WASHINGTON, D.C. – Recently, Fox News aired a story about an Afghan interpreter who Senator Thom Tillis (R-NC) and his office helped evacuate out of Afghanistan in August and relocate to North Carolina.

Watch video here and read the full story here.

The 82nd Airborne's motto is "first in, last out." They were the last soldiers to leave Afghanistan on the final military flight, and this week one of their valued translators, Zabiullah R. affectionately known by the troops as Johnny, arrived with his family at his new home in rural North Carolina.

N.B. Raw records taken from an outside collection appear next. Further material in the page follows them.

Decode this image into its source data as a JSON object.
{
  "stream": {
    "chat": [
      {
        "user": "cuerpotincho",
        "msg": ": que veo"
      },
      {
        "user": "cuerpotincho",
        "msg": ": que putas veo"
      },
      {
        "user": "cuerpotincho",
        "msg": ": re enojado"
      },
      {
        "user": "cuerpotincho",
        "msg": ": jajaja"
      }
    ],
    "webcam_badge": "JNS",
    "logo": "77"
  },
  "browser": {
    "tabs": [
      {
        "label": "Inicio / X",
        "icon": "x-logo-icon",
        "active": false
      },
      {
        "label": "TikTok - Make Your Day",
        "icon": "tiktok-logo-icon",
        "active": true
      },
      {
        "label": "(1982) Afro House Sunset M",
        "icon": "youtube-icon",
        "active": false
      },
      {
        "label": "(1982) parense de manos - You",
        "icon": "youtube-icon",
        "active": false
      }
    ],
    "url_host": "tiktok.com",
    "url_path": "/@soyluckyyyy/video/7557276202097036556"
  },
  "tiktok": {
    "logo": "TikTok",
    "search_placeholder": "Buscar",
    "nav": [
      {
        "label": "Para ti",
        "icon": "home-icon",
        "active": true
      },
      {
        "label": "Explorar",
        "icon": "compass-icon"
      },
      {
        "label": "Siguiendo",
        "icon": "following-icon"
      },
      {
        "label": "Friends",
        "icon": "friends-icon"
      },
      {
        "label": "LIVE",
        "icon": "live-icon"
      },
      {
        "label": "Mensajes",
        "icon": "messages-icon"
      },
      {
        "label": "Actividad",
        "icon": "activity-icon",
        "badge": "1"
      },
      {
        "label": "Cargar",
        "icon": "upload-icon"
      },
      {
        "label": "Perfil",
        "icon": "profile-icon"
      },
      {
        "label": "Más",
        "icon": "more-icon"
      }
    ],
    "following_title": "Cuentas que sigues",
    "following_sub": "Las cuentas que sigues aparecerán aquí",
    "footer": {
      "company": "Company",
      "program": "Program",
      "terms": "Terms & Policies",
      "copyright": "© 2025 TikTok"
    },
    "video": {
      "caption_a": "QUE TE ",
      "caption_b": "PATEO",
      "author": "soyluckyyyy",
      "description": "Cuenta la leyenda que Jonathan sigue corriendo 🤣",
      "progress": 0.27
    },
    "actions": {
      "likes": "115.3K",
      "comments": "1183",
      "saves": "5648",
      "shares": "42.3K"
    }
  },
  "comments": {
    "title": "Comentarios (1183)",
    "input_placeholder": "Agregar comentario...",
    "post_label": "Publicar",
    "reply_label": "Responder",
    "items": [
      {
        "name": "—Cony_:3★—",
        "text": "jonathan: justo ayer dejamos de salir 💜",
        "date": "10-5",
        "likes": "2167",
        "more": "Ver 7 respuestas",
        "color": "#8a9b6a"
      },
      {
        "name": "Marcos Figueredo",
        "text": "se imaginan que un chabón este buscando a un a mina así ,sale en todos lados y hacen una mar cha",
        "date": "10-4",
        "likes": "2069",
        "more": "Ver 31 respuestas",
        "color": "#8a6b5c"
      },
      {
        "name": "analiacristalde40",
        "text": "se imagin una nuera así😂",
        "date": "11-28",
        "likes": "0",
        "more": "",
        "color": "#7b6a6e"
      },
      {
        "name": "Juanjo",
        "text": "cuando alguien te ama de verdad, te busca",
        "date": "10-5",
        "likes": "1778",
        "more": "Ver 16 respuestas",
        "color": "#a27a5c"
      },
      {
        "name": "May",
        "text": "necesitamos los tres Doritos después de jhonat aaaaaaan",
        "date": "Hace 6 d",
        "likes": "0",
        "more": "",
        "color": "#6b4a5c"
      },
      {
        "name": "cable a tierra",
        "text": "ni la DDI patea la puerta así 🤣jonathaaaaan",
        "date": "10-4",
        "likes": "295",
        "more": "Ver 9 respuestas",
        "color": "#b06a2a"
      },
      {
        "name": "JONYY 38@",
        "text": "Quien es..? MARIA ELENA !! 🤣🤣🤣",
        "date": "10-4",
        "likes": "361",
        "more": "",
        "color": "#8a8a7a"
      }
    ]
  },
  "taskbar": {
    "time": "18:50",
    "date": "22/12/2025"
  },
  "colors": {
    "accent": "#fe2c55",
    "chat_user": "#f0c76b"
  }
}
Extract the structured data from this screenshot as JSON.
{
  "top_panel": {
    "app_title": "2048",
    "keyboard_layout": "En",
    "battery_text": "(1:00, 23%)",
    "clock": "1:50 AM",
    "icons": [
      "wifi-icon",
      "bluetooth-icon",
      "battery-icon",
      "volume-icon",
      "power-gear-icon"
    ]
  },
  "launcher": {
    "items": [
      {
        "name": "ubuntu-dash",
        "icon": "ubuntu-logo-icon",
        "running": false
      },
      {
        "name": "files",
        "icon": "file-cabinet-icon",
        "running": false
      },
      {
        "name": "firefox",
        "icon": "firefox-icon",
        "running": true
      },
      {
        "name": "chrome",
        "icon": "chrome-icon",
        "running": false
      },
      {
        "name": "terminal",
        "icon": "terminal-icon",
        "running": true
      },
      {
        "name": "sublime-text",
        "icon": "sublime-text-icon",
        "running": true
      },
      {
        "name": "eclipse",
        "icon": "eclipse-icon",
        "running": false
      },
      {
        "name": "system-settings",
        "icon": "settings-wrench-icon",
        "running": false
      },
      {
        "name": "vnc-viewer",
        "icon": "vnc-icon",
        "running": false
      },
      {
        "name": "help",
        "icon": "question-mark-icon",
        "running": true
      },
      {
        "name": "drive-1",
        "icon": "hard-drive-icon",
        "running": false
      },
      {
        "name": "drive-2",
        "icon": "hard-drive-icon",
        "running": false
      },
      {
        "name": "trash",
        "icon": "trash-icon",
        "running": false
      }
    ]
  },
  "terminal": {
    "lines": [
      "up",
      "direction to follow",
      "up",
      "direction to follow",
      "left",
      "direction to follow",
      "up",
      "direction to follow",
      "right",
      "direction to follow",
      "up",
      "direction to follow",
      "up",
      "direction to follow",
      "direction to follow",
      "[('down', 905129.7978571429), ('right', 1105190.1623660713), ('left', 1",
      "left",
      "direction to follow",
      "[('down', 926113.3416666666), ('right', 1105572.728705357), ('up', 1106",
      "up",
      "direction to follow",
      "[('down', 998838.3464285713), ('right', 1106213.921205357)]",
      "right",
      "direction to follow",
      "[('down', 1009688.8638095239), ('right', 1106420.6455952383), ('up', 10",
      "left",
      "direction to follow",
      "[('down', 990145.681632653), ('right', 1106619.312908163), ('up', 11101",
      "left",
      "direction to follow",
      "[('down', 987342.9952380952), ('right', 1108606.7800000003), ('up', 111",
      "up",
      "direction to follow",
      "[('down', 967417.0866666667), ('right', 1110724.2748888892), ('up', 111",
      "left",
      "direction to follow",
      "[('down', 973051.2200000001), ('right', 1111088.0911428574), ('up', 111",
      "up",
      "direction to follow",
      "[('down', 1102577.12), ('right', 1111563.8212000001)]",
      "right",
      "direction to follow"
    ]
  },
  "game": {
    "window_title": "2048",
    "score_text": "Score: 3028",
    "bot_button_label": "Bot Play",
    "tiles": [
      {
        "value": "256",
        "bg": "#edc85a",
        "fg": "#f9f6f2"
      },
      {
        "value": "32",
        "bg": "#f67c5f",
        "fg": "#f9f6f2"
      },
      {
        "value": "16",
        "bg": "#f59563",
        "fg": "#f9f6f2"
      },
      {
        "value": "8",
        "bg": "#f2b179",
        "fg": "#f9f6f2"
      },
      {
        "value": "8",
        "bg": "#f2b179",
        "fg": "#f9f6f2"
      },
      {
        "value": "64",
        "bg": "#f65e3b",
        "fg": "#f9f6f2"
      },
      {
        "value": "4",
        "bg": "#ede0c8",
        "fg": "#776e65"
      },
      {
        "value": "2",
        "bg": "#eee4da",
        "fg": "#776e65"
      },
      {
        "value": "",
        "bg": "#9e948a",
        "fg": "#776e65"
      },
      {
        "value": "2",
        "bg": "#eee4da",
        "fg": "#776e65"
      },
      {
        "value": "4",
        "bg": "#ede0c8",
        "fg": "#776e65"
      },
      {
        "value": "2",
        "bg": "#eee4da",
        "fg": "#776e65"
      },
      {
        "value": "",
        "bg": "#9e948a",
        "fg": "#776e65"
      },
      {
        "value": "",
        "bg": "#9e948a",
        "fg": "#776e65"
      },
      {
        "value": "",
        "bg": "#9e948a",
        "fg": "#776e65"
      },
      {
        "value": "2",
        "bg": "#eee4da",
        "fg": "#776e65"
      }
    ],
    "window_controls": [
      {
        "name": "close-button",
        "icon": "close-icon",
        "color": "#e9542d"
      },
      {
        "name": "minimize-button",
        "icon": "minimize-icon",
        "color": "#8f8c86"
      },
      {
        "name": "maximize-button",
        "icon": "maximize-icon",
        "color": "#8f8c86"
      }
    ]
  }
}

"We’ll do whatever we can do to welcome them here and make them comfortable and make them feel like they are at home now," said Tracy Byrd, one of several hundred neighbors to line the roadway and welcome this Afghan family to Waxhaw County near Charlotte. 

Johnny, who served with U.S. infantry units for more than six years, was rescued at the end of August by a U.S. Senator, a private veterans group, and members of the 82nd Airborne, one of the last combat translators to make it out before the war’s end.

… 

Now this 82nd Airborne veteran’s three young daughters will be neighbors with their father’s Afghan translator's 3 daughters on a farm in North Carolina, where Sen. Thom Tillis worked nonstop to get the US government to rescue Johnny. 

"It was late nights, two or three o'clock in the morning. We were uncertain if we were going to be successful and I told Mike I wouldn't rest until I heard wheels up," Tillis said as he welcomed Johnny and his family from Afghanistan as a band played "God Bless America" in the background. "We took a lot of scissors to the red tape," he said, referring to the chaotic US government evacuation efforts.

Tillis, like many others on Capitol Hill, still has a list of 900 Afghan allies he is trying to evacuate.

"One of the things that we did, and that's what the American people need to know, the information that we gathered or service records, recommendations from unit commanders, photographs, documentation, we did all of that work so that we can make it very clear to the State Department and people controlling the airport perimeter that we had somebody who deserved to get out of the country," Tillis said. "If Johnny and his family had been left there, I'm sorry, they would have been one of the Taliban’s top targets, because he had a record of service to the U.S. military, and that's a death sentence for anyone who's still in Afghanistan."